The case also involved a claim of circumvention under the Digital Millennium Copyright Act, at 17 U.S.C. 1201(a). The court granted the defendants’ summary judgment motion on this claim.
The dispute arose from a rather typical set of facts. The parties had collaborated on the development of some software. Along the way the principal author of the software became dissatisfied and parted ways. Litigation ensued over the parties’ ownership and use of the source code.
Before plaintiff Nordstrom officially severed ties, he went on vacation. While he was gone, one of the defendant’s employees (Butler) sent Nordstrom an email saying that Butler needed access to the source code which was stored on a computer there in the office, in order to help out a customer. Nordstrom didn’t respond for several days, and in the meantime, Butler disabled the BIOS password for the computer.

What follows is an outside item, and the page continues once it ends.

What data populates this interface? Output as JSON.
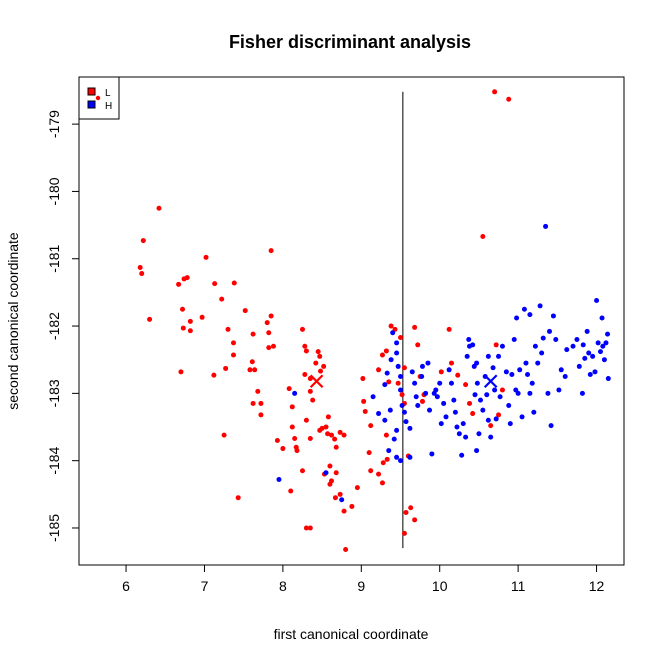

Nordstrom sued under Section 1201 over this disabling of the password. The court relied heavily on the Federal Circuit’s decision in Chamberlain Group, Inc. v. Skylink Technologies, Inc., 381 F.3d 1178 (Fed. Cir. 2004) to conclude that there was no violation of Section 1201’s anticircumvention provisions.

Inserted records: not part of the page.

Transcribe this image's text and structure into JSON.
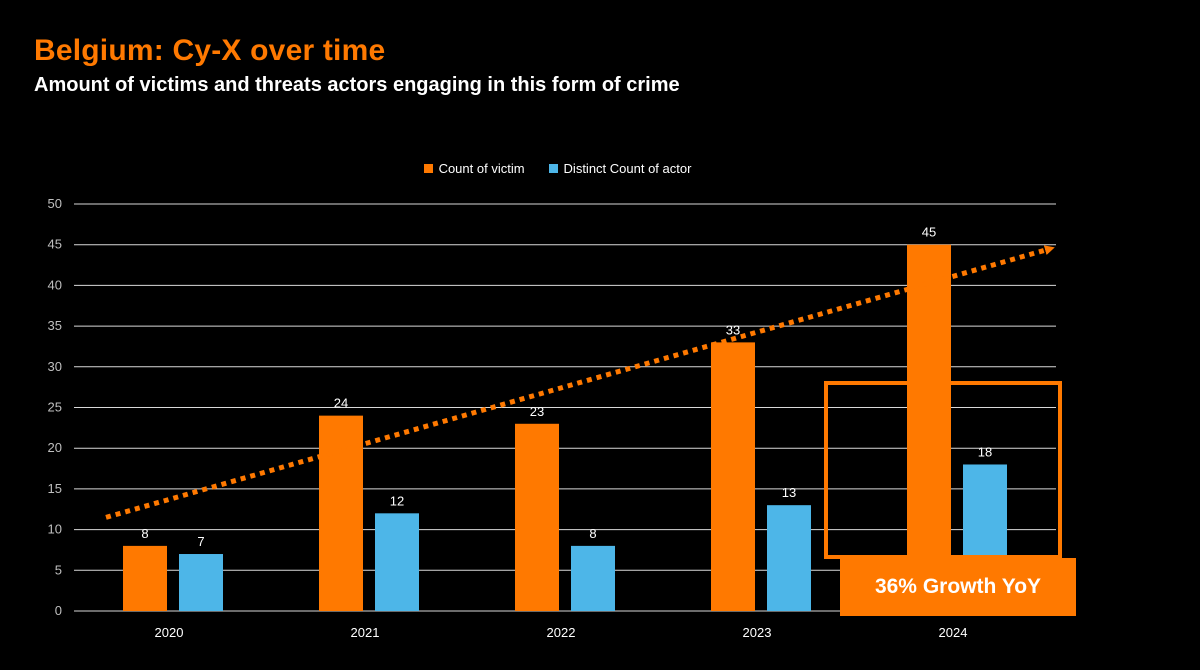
{
  "header": {
    "title": "Belgium: Cy-X over time",
    "subtitle": "Amount of victims and threats actors engaging in this form of crime"
  },
  "colors": {
    "background": "#000000",
    "victim": "#ff7900",
    "actor": "#4db6e8",
    "gridline": "#d9d9d9",
    "trend": "#ff7900"
  },
  "annotation": {
    "growth_label": "36% Growth YoY",
    "highlight_category": "2024"
  },
  "chart_data": {
    "type": "bar",
    "title": "",
    "xlabel": "",
    "ylabel": "",
    "categories": [
      "2020",
      "2021",
      "2022",
      "2023",
      "2024"
    ],
    "series": [
      {
        "name": "Count of victim",
        "color": "#ff7900",
        "values": [
          8,
          24,
          23,
          33,
          45
        ]
      },
      {
        "name": "Distinct Count of actor",
        "color": "#4db6e8",
        "values": [
          7,
          12,
          8,
          13,
          18
        ]
      }
    ],
    "ylim": [
      0,
      50
    ],
    "yticks": [
      0,
      5,
      10,
      15,
      20,
      25,
      30,
      35,
      40,
      45,
      50
    ],
    "grid": true,
    "legend_position": "top-center",
    "data_labels": true,
    "trend_line": {
      "style": "dotted-arrow",
      "from_value": 11.5,
      "to_value": 44.5
    }
  }
}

The Chamberlain case draws a necessary connection between circumvention and infringement. And the presence of this connection is the vexing part of the analysis. A quick reading of Section 1201 does not reveal the link.
But the Chamberlain court held that Section 1201’s prohibition on circumvention does not give rise to a new property interest, only a new cause of action, one that goes after circumvention of methods controlling access to protected works. One can’t pursue a defendant just for circumvention in a vacuum, so to speak. The circumvention has to bear some “reasonable relationship to the protections that the Copyright Act otherwise affords copyright owners.” Chamberlain, 381 F.3d at 1202. In other words, without infringement or the facilitation of infringement arising from the cirumvention, a cause of action under 1201 does not arise. The linkage is one between access and protection.

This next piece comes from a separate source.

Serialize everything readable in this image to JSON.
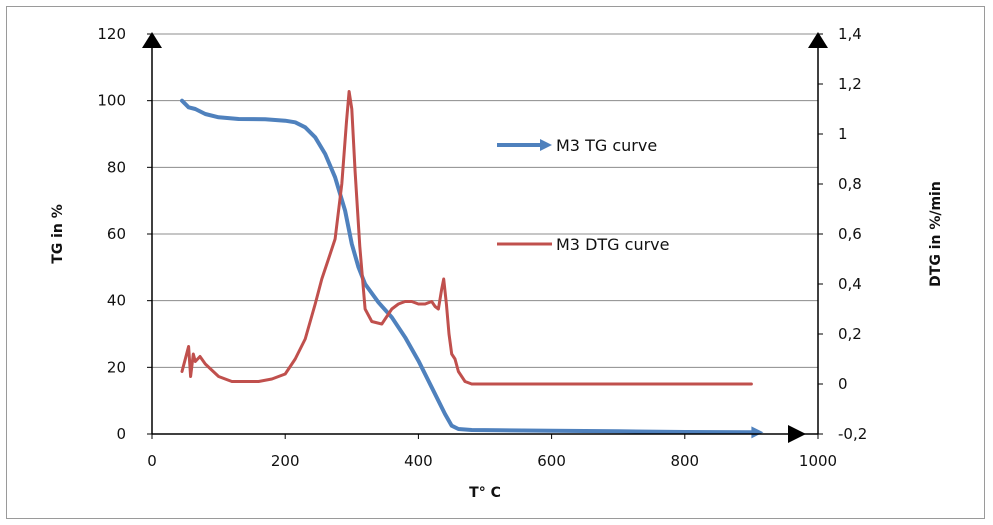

The holding of the Nordstrom case as to the DMCA claim picks up on this link between access and protection. Summary judgment on the circumvention claim was proper because the plaintiff could not show that Butler’s disabling of the BIOS password protection on the computer storing the source code enabled any infringement. The evidence before the court was that Butler accessed the code to fix a problem on behalf of an authorized licensee of the software. Because of the license, there could be no infringement. Without any connection to infringement, under the teaching of Chamberlain, a cause of action for circumvention could not be sustained.
April 21, 2008
So, if you circumvent a copy protection, but then use the result within the scope of your rights of the uncircumvented materials, there's no violation? Seems like a fishy distinction.
April 21, 2008
Mike: Thanks for the comment. You say "fishy," I say "vexing."